[llvm] Add `llvm.vector.partial.reduce.fadd` intrinsic (PR #159776)

Mon Sep 22 07:47:30 PDT 2025

================
@@ -20614,6 +20614,48 @@ performance, and an out-of-loop phase to calculate the final scalar result.
 By avoiding the introduction of new ordering constraints, these intrinsics
 enhance the ability to leverage a target's accumulation instructions.
 
+'``llvm.vector.partial.reduce.fadd.*``' Intrinsic
+^^^^^^^^^^^^^^^^^^^^^^^^^^^^^^^^^^^^^^^^^^^^^^^^^
+
+Syntax:
+"""""""
+This is an overloaded intrinsic.
+
+::
+
+      declare <4 x f32> @llvm.vector.partial.reduce.fadd.v4f32.v8f32(<4 x f32> %a, <8 x f32> %b)
+      declare <vscale x 4 x f32> @llvm.vector.partial.reduce.fadd.nxv4f32.nxv8f32(<vscale x 4 x f32> %a, <vscale x 8 x f32> %b)
+
+Overview:
+"""""""""
+
+The '``llvm.vector.partial.reduce.fadd.*``' intrinsics reduce the
+concatenation of the two vector arguments down to the number of elements of the
+result vector type.
+
+Arguments:
+""""""""""
+
+The first argument is a floating-point vector with the same type as the result.
+
+The second argument is a vector with a length that is a known integer multiple
+of the result's type, while maintaining the same element type.
+
+Semantics:
+""""""""""
+
+Other than the reduction operator (e.g. fadd) the way in which the concatenated
+arguments is reduced is entirely unspecified.
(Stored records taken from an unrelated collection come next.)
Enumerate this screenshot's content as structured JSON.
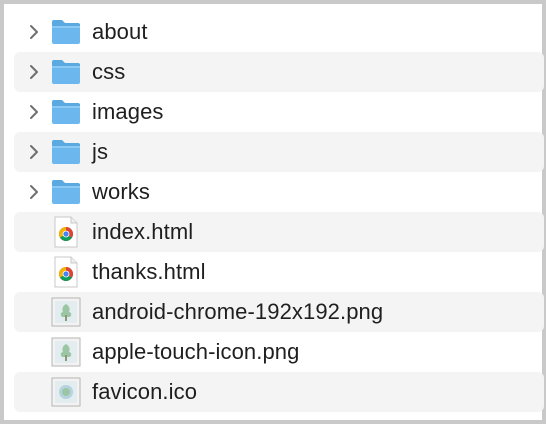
{
  "items": [
    {
      "name": "about",
      "kind": "folder",
      "expandable": true,
      "icon": "folder-icon"
    },
    {
      "name": "css",
      "kind": "folder",
      "expandable": true,
      "icon": "folder-icon"
    },
    {
      "name": "images",
      "kind": "folder",
      "expandable": true,
      "icon": "folder-icon"
    },
    {
      "name": "js",
      "kind": "folder",
      "expandable": true,
      "icon": "folder-icon"
    },
    {
      "name": "works",
      "kind": "folder",
      "expandable": true,
      "icon": "folder-icon"
    },
    {
      "name": "index.html",
      "kind": "html",
      "expandable": false,
      "icon": "chrome-document-icon"
    },
    {
      "name": "thanks.html",
      "kind": "html",
      "expandable": false,
      "icon": "chrome-document-icon"
    },
    {
      "name": "android-chrome-192x192.png",
      "kind": "image",
      "expandable": false,
      "icon": "image-file-icon"
    },
    {
      "name": "apple-touch-icon.png",
      "kind": "image",
      "expandable": false,
      "icon": "image-file-icon"
    },
    {
      "name": "favicon.ico",
      "kind": "image",
      "expandable": false,
      "icon": "image-file-icon"
    }
  ],
  "colors": {
    "folder": "#6cb8ee",
    "folder_tab": "#5aa9e0",
    "row_alt": "#f4f4f4",
    "text": "#1f1f1f"
  }
}
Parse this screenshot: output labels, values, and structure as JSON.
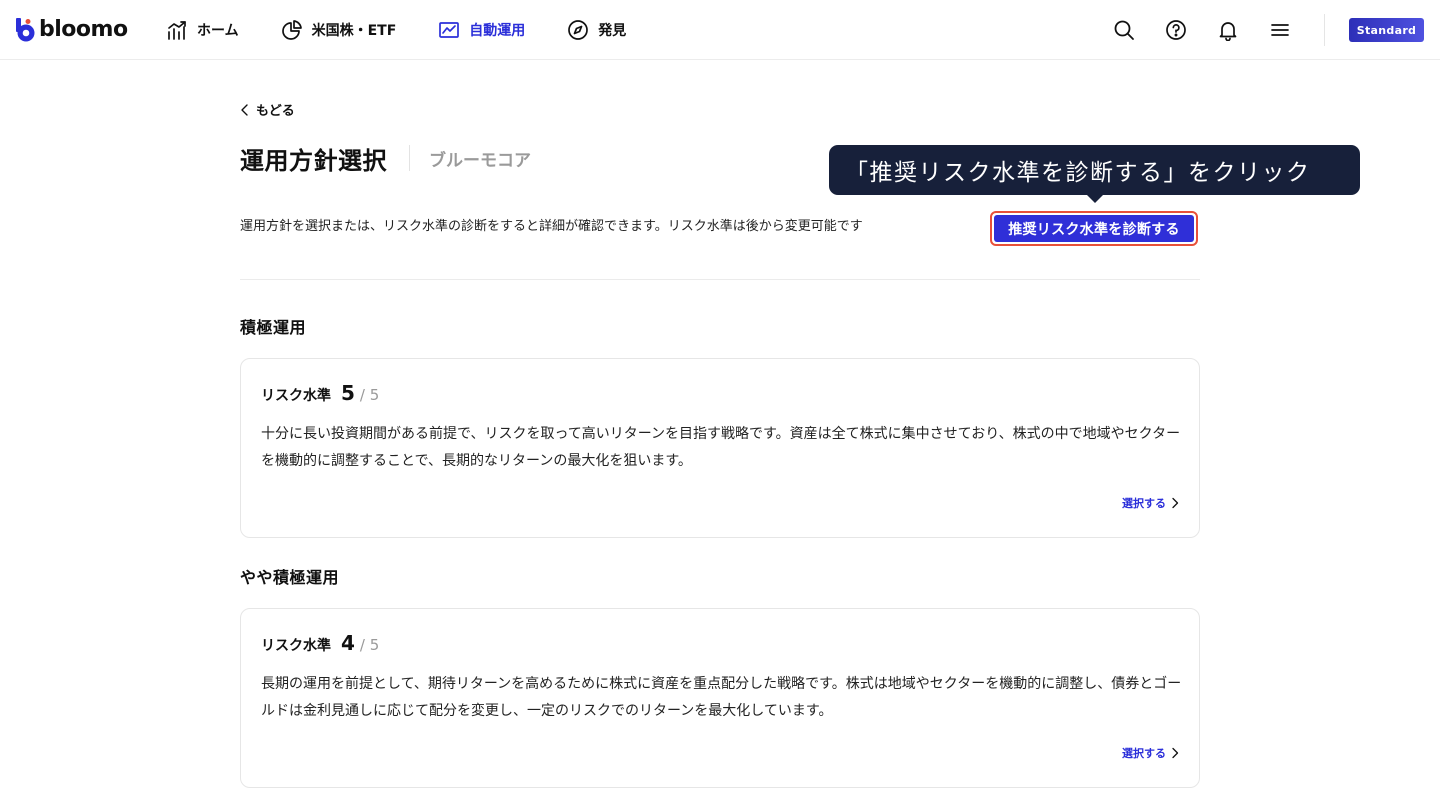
{
  "header": {
    "logo_text": "bloomo",
    "nav": [
      {
        "label": "ホーム",
        "icon": "chart-up-icon",
        "active": false
      },
      {
        "label": "米国株・ETF",
        "icon": "pie-chart-icon",
        "active": false
      },
      {
        "label": "自動運用",
        "icon": "line-chart-icon",
        "active": true
      },
      {
        "label": "発見",
        "icon": "compass-icon",
        "active": false
      }
    ],
    "icons": [
      "search-icon",
      "help-icon",
      "bell-icon",
      "menu-icon"
    ],
    "plan_badge": "Standard"
  },
  "main": {
    "back_label": "もどる",
    "title": "運用方針選択",
    "subtitle": "ブルーモコア",
    "description": "運用方針を選択または、リスク水準の診断をすると詳細が確認できます。リスク水準は後から変更可能です",
    "diagnose_button": "推奨リスク水準を診断する",
    "tooltip": "「推奨リスク水準を診断する」をクリック",
    "sections": [
      {
        "heading": "積極運用",
        "risk_label": "リスク水準",
        "risk_value": "5",
        "risk_max": "/ 5",
        "description": "十分に長い投資期間がある前提で、リスクを取って高いリターンを目指す戦略です。資産は全て株式に集中させており、株式の中で地域やセクターを機動的に調整することで、長期的なリターンの最大化を狙います。",
        "select_label": "選択する"
      },
      {
        "heading": "やや積極運用",
        "risk_label": "リスク水準",
        "risk_value": "4",
        "risk_max": "/ 5",
        "description": "長期の運用を前提として、期待リターンを高めるために株式に資産を重点配分した戦略です。株式は地域やセクターを機動的に調整し、債券とゴールドは金利見通しに応じて配分を変更し、一定のリスクでのリターンを最大化しています。",
        "select_label": "選択する"
      }
    ]
  },
  "colors": {
    "accent": "#2b2fd9",
    "button": "#2f2fd8",
    "highlight_border": "#e8503a",
    "tooltip_bg": "#17203a"
  }
}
By their nature these intrinsics
+are not expected to be useful in isolation but instead implement the first phase
+of an overall reduction operation.
+
+The typical use case is loop vectorization where reductions are split into an
+in-loop phase, where maintaining an unordered vector result is important for
+performance, and an out-of-loop phase to calculate the final scalar result.
+
+By avoiding the introduction of new ordering constraints, these intrinsics
+enhance the ability to leverage a target's accumulation instructions.
----------------
paulwalker-arm wrote:

Using the intrinsic "is" the optimisation.  Today LoopVectorize has to settle for a poor IR representation for how it performs vector reductions which "does" hinder optimisation.  The new intrinsic allows LoopVectorize to express its true intent without introducing unnecessary requirements.  Once the IR is fully expressive there is nothing stoping later transformations applying ordering restrictions if there is a benefit in doing so. I'm just not sure such variants can be performance compatible across all targets, whereas the unordered variant is easily implemented as normal fadd or reduce.fadd operations.
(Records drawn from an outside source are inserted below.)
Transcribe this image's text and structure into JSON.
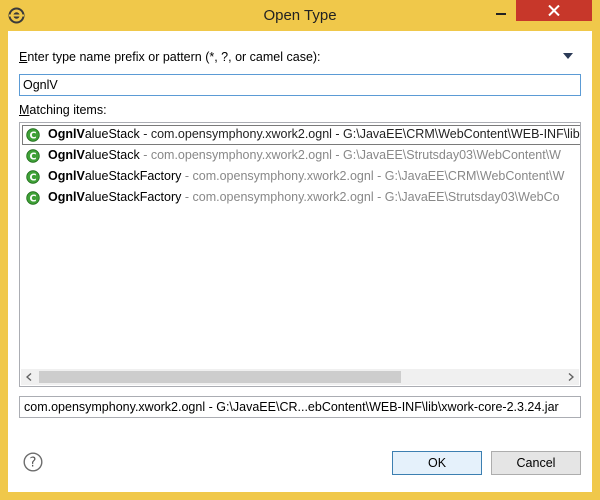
{
  "window": {
    "title": "Open Type"
  },
  "prompt": {
    "mnemonic": "E",
    "rest": "nter type name prefix or pattern (*, ?, or camel case):"
  },
  "filter": {
    "value": "OgnlV"
  },
  "matching": {
    "mnemonic": "M",
    "rest": "atching items:"
  },
  "items": [
    {
      "match": "OgnlV",
      "rest": "alueStack",
      "qualifier": " - com.opensymphony.xwork2.ognl - G:\\JavaEE\\CRM\\WebContent\\WEB-INF\\lib",
      "selected": true
    },
    {
      "match": "OgnlV",
      "rest": "alueStack",
      "qualifier": " - com.opensymphony.xwork2.ognl - G:\\JavaEE\\Strutsday03\\WebContent\\W",
      "selected": false
    },
    {
      "match": "OgnlV",
      "rest": "alueStackFactory",
      "qualifier": " - com.opensymphony.xwork2.ognl - G:\\JavaEE\\CRM\\WebContent\\W",
      "selected": false
    },
    {
      "match": "OgnlV",
      "rest": "alueStackFactory",
      "qualifier": " - com.opensymphony.xwork2.ognl - G:\\JavaEE\\Strutsday03\\WebCo",
      "selected": false
    }
  ],
  "status": {
    "text": "com.opensymphony.xwork2.ognl - G:\\JavaEE\\CR...ebContent\\WEB-INF\\lib\\xwork-core-2.3.24.jar"
  },
  "buttons": {
    "ok": "OK",
    "cancel": "Cancel"
  },
  "icons": {
    "class_icon": "class-icon",
    "help_icon": "help-icon",
    "view_menu_icon": "view-menu-icon",
    "close_icon": "close-icon",
    "minimize_icon": "minimize-icon",
    "app_icon": "eclipse-icon"
  },
  "colors": {
    "title_bar": "#f0c84a",
    "close_button": "#c7372a",
    "class_icon": "#3fa037",
    "focus_border": "#5b9bd5"
  }
}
That said, I do think the intrinsic should have fast-math-flags like `llvm.vector.reduce.fadd` but here we mandate (and verify) the presence of `reassoc`. That would make the intrinsic's intent clearer and gives us the option in the future to have a variant that uses a defined order.

https://github.com/llvm/llvm-project/pull/159776